POLITIK HUKUM ISLAM PADA MASA
KOLONIAL BELANDA DAN JEPANG
Oleh
Jusuf A. Lakoro
NIM 16 2011 018
Dosen Pemandu
DR. RIZAL DARWIS, M.H.I
INSTITUT AGAMA ISLAM NEGERI (
IAIN )
SULTAN AMAI GORONTALO
2017
A.
Latar Belakang Masalah
Hukum Islam
telah ada di kepulauan Indonesia sejak orang Islam datang dan bermukim di
nusantara ini. Menurut pendapat yang disimpulkan oleh seminar masuknya Islam ke
Indonesia yang diselenggarakan di Medan tahun 1963, Islam telah masuk ke
Indonesia pada abad pertama hijriyah atau pada abad ke-7/ke-8 Masehi. Pendapat
lain mengatakan Islam masuk ke nusantara ini pada abad ke-13 Masehi.[1] Sejak saat itu Islam mulai dikembangkan dan
diterapkan diseluruh wilayah Indonesia.
Proses masuknya dan tersebarnya Islam
ke Indonesia dengan cara-cara damai tanpa adanya kekerasan. Cara damai tersebut
dibuktikan dengan cara sebagai berikut: [2]
1. Melalui perdagangan/bisnis.
Para pedagang muslim berfungsi sebagai penyebar Islam, mereka sudah ada di
nusantara sejak abad ke-7 dan ke-8 M.
2. Melalui perkawinan. Bahwa
poara pedagang muslim tersebut melakukan perkawinan dengan wanita setempat,
sehingga sedikit demi sedikit terbentuknya keluarga muslim keturunan.
3. Melalui pendidikan. Ulama
menyebarkan Islam melalui pendidikan non formal seperti; pengajian di surau,
dan di masjid, serta mendirikan pesantren.
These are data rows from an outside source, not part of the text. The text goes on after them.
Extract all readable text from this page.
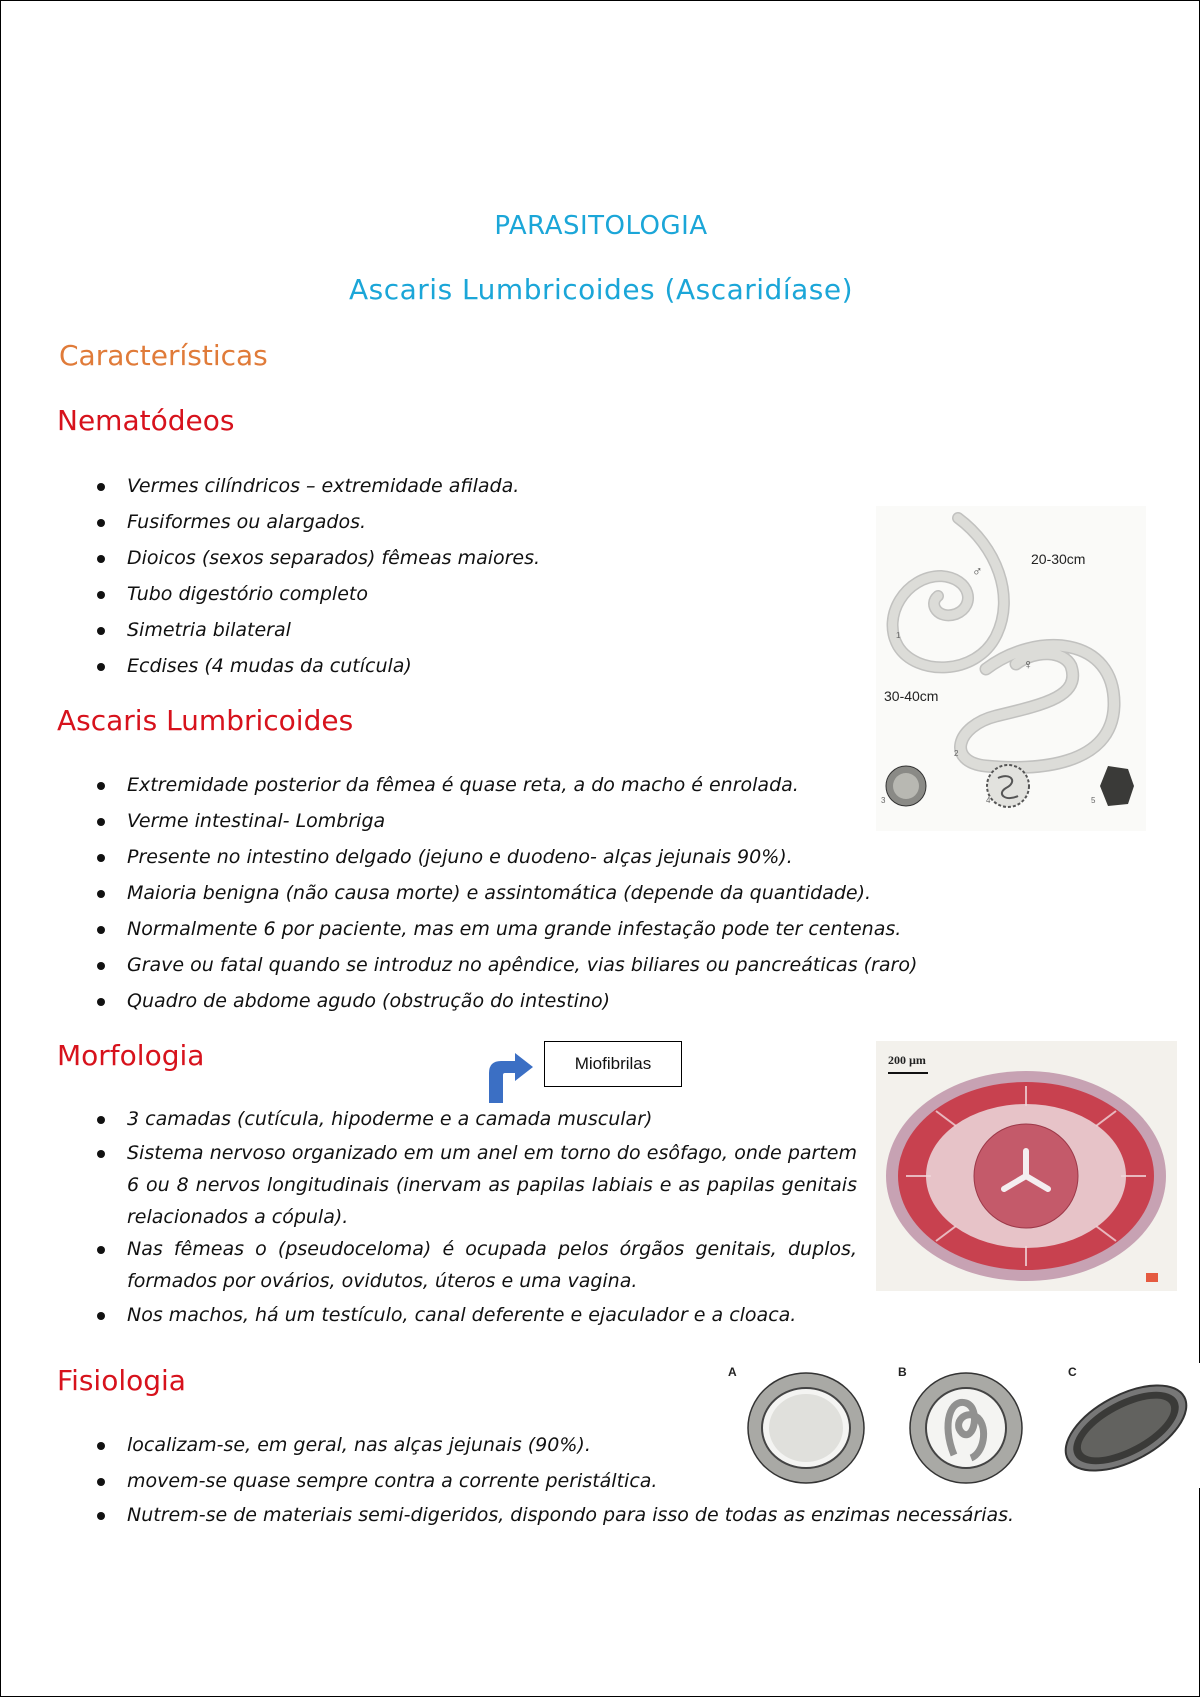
PARASITOLOGIA
Ascaris Lumbricoides (Ascaridíase)
Características
Nematódeos
Vermes cilíndricos – extremidade afilada.
Fusiformes ou alargados.
Dioicos (sexos separados) fêmeas maiores.
Tubo digestório completo
Simetria bilateral
Ecdises (4 mudas da cutícula)
20-30cm
30-40cm
♂
♀
1
2
3	4	5
Ascaris Lumbricoides
Extremidade posterior da fêmea é quase reta, a do macho é enrolada.
Verme intestinal- Lombriga
Presente no intestino delgado (jejuno e duodeno- alças jejunais 90%).
Maioria benigna (não causa morte) e assintomática (depende da quantidade).
Normalmente 6 por paciente, mas em uma grande infestação pode ter centenas.
Grave ou fatal quando se introduz no apêndice, vias biliares ou pancreáticas (raro)
Quadro de abdome agudo (obstrução do intestino)
Morfologia	Miofibrilas
3 camadas (cutícula, hipoderme e a camada muscular)
Sistema nervoso organizado em um anel em torno do esôfago, onde partem 6 ou 8 nervos longitudinais (inervam as papilas labiais e as papilas genitais relacionados a cópula).
Nas fêmeas o (pseudoceloma) é ocupada pelos órgãos genitais, duplos, formados por ovários, ovidutos, úteros e uma vagina.
Nos machos, há um testículo, canal deferente e ejaculador e a cloaca.
200 µm
Fisiologia	A	B	C
localizam-se, em geral, nas alças jejunais (90%).
movem-se quase sempre contra a corrente peristáltica.
Nutrem-se de materiais semi-digeridos, dispondo para isso de todas as enzimas necessárias.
4. Melalui kesenian. Ulama dalam
menyebarkan Islam juga melalui pendekatan seni, seperti seni wayang, rebana,
beduk, dan lain-lain.
5. Melalui politik. Yang
dimaksud dengan melalui politik, yaitu melalui pendirian kerajaan-kerajaan
Islam.
Dengan beberapa pendekatan ini
berkembanglah Islam hampir ke seluruh wilayah nusantara, dan berkembang pula
kerajaan-kerajaan Islam di nusantara, seperti; Kerajaan Samudera Pasai,
Kerajaan Aceh, Kerajaan Demak, Kerajaan Mataram, Kerajaan Cirebon, Kerajaan
Banten, Kerajaan Tuban, Kerajaan Gresik-Giri, Kerajaan Banjar, dan Kerajaan
Kutai.
Hukum Islam yang diterapkan diberbagai negara yang berpenduduk
muslim mempunyai ciri dan model yang berbeda-beda dalam hal penerapannya. Di negara yang mayoritas
penduduknya beragam Islam berbeda nuansanya dengan negara yang relatif berimbang
antara setiap pemeluknya, misalnya negara
tersebut memiliki pluralitas agama dan dominasi penguasa juga amat berpengaruh terhadap kebijaksanaan hukum suatu
negara. Karenanya implementasi hukum Islam di negara-negara muslim bukan hanya
terletak pada seberapa banyak penganut Islam tetapi juga ditentukan oleh sistem
yang dikembangkan oleh negara tersebut, sebab berlakunya hukum disuatu negara itu sangat
dipengaruhi oleh pemerintahan yang berkuasa dan model penerapannya pun bisa
jadi berubah-ubah tergantung dari pemerintahannya.
Penerapan
hukum Islam dalam setiap negara yang memberlakukan hukum Islam juga pada
dasarnya di pengaruhi oleh sistem politik yang berkembang di negara tersebut.
Indonesia merupakan negara dengan penduduk muslim terbanyak yang juga
menerapkan hukum Islam sebagai hukum agama dan hukum positif yang berlaku
sampai saat ini. Tidak
dapat dipungkiri bahwa umat Islam di Indonesia adalah unsur paling mayoritas.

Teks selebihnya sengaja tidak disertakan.